[systemd-devel] Masking mount units
Phillip Susi
phill at thesusis.net
Tue Nov 19 19:55:17 UTC 2024
Lennart Poettering <lennart at poettering.net> writes:
> Huh? Even after? Like, *forever*??? What's the point of that? Is
> gparted supposed to break your system for good and render your block
> devices unusable?
>
> I thought it was a partitioner, but I might have gotten that wrong?

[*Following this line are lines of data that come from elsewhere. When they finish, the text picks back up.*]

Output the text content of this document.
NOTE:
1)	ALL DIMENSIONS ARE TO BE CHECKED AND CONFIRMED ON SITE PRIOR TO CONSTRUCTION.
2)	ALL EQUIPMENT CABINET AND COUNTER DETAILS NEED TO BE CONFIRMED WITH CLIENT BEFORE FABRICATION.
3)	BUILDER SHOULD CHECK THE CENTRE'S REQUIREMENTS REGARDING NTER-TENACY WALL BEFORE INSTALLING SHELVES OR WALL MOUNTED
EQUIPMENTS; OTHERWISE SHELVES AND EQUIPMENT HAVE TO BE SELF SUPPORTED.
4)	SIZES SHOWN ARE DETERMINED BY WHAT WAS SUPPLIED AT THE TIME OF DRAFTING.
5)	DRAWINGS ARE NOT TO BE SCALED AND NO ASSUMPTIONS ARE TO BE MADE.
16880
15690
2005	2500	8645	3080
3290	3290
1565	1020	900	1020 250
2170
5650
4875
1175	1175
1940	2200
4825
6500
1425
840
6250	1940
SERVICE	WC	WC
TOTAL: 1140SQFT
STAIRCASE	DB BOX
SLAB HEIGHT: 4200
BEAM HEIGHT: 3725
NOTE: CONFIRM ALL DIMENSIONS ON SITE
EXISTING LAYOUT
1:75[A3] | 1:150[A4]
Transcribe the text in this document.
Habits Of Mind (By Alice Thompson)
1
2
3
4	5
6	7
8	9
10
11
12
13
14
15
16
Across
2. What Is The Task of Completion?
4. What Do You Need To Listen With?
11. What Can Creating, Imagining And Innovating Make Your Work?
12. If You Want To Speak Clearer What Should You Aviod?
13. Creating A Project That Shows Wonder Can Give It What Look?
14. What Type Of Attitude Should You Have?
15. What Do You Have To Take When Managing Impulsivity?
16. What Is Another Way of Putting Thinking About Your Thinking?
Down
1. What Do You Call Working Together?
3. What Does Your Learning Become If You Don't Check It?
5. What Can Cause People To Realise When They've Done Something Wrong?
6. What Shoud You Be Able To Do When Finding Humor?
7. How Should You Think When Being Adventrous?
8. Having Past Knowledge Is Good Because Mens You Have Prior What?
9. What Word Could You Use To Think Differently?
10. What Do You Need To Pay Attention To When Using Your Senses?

Just because you move or resize a partition does not mean that it should
be auto mounted, even if it is delayed until after you close gparted.
That is just terrible UX.
Over the years gparted has gone through many different things to disable
auto mounting while it runs; hal-lock, udisks-inhibit, and currently it
masks all mount units.
Furthermore, it seems that the undesirable auto mounting behavior only
happens with systemd-239 and lower. Newer versions of systemd seem to
have dropped this behavior by not setting the WantedBy=foo.device on the
mount point. I assume this change was intentional? I am a bit confused
as to why systemd no longer does auto mount yet you are shocked that
anyone would not want systemd to auto mount.
I would say that gparted should just drop the masking of mounts and be
done with it since it is no longer an issue, but they still wish to
support even older distros that are still supported, which right now
means Rocky Linux 8, which still has systemd-239, and still tries to
auto mount a moved partition unless gparted masks the mounts.